Note that the parsing methods are different from earlier versions of SMART;
ie, the results reported in our 86-90 papers are no longer directly
comparable to results obtained from these indexings.

Also see src/test_adi/test_adi as a sample of a script which performs
and evaluates retrieval.  src/scripts/base_run and src/scripts/fdbk_run
are also useful if you want to look at evaluatable retrieval on a
test collection.

make_adi        Index the adi collection. Create both tf (nnn) and 
                tf*idf (atc) forms of docs, inverted files, and queries.
                Indexing uses file operations.
                Reduced dictionary size.

make_cacm       Index the cacm collection. Create tf (nnn) and 
                tf*idf (ntc) forms of queries; tf (nnn) form of docs;
                and both tf (nnn) and tf*idf (ntc) form of inverted files.
                (Don't normally need tf*idf form of docs)
                Indexing uses memory operations (faster)
                Ignores most extra information in cacm text (eg cocitations).

make_cisi       Index the cisi collection. Create tf (nnn) and 
                tf*idf (ntc) forms of queries; tf (nnn) form of docs;
                and both tf (nnn) and tf*idf (ntc) form of inverted files.
                Ignores extra information in cisi text (citations).

make_cran       Index the cran collection. Create only a tf (nnc) form
                of the inverted file (no doc vectors at all), and a
                tf*idf (atc) form of the queries. (Ie, this uses the
                minimal amount of disk space for the indexed collection).

make_inspec     Index the inspec collection. Create tf (nnn) and 
                tf*idf (ntc) forms of queries; tf (nnn) form of docs;
                and both tf (nnn) and tf*idf (ntc) form of inverted files.

make_med        Index the med collection. Create both tf (nnn) and 
                tf*idf (atc) forms of docs, inverted files, and queries.

make_npl        Index the npl collection from previously indexed
                (non-SMART) version.  This shows one way to get
                a collection indexed via some other ir system into
                SMART.  Input is text tuples giving the doc and
                query vectors; output is both tf (nnn) and
                tf*idf (atc) forms of docs, inverted files, and queries.

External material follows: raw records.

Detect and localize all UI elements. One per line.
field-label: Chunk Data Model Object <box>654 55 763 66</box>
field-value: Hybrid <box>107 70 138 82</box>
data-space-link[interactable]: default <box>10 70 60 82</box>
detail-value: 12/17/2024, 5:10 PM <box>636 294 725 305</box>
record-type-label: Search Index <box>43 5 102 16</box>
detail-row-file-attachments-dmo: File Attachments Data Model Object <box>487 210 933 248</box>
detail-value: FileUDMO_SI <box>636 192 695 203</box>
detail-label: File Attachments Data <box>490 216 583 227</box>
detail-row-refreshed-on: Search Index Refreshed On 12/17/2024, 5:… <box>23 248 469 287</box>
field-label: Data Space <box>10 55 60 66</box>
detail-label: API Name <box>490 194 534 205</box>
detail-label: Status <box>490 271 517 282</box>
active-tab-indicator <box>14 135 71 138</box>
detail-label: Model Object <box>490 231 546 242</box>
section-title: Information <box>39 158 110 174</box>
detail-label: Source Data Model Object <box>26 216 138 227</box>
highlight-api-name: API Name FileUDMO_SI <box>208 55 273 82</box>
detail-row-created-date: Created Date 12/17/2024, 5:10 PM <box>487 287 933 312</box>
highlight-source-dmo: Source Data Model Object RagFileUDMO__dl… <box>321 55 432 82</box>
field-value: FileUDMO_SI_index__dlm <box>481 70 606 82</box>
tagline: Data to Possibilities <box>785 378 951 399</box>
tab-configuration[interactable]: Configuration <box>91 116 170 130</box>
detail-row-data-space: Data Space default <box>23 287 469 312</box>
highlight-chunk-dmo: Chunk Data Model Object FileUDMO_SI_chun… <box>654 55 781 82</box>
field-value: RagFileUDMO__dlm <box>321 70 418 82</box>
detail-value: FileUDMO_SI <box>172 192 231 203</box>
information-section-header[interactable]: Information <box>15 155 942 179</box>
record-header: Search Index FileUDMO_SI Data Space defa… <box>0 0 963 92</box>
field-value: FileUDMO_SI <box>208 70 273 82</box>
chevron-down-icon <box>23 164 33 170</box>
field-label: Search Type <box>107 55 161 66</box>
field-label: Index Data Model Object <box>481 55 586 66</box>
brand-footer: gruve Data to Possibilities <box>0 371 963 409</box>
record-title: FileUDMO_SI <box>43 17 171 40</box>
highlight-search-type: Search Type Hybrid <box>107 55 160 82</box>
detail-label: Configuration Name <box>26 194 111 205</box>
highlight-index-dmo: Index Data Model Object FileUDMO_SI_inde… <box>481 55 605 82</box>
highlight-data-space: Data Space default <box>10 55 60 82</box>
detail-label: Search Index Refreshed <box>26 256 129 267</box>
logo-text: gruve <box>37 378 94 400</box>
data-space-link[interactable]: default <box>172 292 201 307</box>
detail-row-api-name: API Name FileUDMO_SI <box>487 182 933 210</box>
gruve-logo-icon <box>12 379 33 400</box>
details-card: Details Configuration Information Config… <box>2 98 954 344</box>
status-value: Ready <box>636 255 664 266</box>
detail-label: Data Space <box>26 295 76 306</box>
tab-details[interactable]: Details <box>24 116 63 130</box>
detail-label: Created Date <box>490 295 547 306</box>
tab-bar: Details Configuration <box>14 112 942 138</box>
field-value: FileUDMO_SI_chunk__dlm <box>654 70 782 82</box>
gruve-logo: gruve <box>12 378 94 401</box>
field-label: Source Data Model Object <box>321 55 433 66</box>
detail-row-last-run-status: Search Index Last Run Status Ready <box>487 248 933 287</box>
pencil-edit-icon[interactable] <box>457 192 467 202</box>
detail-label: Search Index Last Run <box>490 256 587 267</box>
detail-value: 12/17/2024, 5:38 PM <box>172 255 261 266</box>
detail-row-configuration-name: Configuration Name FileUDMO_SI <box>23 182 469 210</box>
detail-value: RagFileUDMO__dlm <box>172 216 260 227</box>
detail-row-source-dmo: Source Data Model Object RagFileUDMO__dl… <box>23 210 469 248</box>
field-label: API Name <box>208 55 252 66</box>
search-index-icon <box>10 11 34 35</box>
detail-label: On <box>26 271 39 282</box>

trec            A directory of scripts related to indexing the TREC
                collection.  These scripts might be useful for those
                people indexing large collections; eg, all of the above 
                scripts assume that collections are small enough to fit 
                into virtual memory.

#######################################################################
skel.c          Prototype for a smart hierarchical procedure.  Shouldn't
                ever be needed outside of Cornell.